Walmart has identified ways to help address several of the SDGsincluding Goal Eight: Decent Work and Economic Growth, Goal Ten: Reducing Inequality, and Goal One: No Poverty, particularly through our supply chain. Around the world, we work with small- and medium-sized businesses (SMEs) to supply stores locally and globally. As a result, Walmart is extremely dependent on SMEs. They are a critical component of the global business ecosystem and a contributor to global supply chains, employing over 80 percent of the workforce in many countries. Supporting this critical economic engine makes a significant contribution toward achieving the SDGs. 

In the United States, two-thirds of what we spend to buy products for our stores is grown, made and sourced in America. In Guatemala, we source from over 1,000 suppliers, the majority of which are SMEs. Oftentimes, our work with SMEs involves capacity-building: bringing them into the formal sector, integrating them into our supply chain, promoting economic opportunity, raising standards and reducing insecurity.

When SMEs succeed, our business at large succeeds and so do local economies. But the impact of firms like Walmart reaches beyond the local SMEs with whom we do business. For instance, when Walmart enters a new market, we work with municipalities to establish zoning and define property ownership, benefitting communities by creating markets for land and property, often for the first time. Our operations boost the tax base, create jobs and provide pathways for career advancement.

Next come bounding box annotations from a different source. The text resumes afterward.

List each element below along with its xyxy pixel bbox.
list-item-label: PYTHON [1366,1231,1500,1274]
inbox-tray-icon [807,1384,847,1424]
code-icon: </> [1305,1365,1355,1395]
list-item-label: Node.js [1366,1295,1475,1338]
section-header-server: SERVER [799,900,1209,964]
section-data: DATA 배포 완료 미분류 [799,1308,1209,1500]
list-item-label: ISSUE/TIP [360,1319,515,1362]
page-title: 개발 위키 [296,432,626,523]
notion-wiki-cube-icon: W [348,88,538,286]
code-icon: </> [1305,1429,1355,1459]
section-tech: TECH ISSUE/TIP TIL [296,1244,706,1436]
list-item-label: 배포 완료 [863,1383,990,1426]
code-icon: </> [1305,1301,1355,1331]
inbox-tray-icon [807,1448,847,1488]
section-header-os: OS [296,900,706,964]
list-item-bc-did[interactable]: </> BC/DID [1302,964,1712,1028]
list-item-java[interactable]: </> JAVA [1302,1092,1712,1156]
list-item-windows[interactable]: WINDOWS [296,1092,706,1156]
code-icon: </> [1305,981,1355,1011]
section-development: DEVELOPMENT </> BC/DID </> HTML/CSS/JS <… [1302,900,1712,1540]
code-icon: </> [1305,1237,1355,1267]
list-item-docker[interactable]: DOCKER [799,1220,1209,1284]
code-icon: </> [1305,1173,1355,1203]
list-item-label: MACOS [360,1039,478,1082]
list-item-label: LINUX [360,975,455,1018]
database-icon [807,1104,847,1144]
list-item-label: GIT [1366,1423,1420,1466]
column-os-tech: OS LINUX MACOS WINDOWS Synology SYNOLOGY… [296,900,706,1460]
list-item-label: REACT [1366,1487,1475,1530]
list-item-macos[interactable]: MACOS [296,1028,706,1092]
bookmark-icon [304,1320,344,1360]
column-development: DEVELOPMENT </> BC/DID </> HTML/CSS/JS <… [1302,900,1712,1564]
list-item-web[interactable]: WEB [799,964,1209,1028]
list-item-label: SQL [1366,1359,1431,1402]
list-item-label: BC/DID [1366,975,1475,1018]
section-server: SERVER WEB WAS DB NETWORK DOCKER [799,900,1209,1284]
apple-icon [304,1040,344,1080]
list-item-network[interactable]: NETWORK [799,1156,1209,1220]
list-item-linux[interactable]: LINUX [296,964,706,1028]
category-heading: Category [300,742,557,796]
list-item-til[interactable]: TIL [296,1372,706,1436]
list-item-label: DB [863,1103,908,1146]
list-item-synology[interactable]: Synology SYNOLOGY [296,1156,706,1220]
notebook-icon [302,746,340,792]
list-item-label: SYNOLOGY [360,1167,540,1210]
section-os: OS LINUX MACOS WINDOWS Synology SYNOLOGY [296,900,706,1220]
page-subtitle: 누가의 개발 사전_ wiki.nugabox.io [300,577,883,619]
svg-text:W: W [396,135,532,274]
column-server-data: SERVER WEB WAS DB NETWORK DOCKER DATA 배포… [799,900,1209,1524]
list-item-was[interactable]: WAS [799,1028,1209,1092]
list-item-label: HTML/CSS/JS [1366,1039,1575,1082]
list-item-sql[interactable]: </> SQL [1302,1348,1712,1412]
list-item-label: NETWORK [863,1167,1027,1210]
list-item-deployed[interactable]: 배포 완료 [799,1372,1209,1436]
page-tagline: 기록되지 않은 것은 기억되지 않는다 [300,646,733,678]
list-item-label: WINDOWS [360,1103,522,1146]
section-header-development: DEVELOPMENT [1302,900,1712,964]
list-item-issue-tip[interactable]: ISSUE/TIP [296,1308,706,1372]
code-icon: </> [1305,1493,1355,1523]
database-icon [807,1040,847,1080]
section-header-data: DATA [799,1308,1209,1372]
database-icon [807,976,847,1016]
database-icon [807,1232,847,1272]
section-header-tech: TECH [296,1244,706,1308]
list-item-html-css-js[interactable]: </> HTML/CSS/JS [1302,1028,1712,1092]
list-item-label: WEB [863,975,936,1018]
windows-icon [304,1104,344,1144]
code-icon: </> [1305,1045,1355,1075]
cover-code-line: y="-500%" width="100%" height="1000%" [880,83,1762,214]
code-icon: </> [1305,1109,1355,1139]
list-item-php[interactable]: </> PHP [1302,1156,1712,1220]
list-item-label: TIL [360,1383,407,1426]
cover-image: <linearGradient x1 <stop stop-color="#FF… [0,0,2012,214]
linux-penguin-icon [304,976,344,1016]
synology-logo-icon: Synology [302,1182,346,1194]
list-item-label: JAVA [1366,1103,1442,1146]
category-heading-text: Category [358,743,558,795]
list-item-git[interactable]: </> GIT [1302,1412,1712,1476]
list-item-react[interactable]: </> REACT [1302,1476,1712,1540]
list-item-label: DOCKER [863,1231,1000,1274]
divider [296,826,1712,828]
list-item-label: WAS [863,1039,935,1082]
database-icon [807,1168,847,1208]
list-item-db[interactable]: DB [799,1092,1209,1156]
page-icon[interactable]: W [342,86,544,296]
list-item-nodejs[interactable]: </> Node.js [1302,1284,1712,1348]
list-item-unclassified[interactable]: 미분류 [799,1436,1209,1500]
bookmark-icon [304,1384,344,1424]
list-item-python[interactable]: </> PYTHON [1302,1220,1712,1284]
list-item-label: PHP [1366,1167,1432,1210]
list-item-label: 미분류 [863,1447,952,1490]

This model demonstrates the collective impact that can be made by empowering SMEs in markets worldwide, especially in the developing world, where SMEs and startups have been hit so hard by the pandemic. The private sector must collaborate with governments, multilateral institutions, and civil society to achieve the SDGs, and SMEs need be part of the equation. Together we can stimulate entire economies, help lift workers out of poverty and level the playing field in the workplace.  

This is a moment for rebuilding. As we enter this decade of action, we commit to ramping up our efforts to achieve the SDG goals as partners with SMEs, associates and customers. 

 

Judith McKenna is the president and chief executive officer of Walmart International, where she leads more than 6,000 retail stores and 700,000 associates across 26 countries.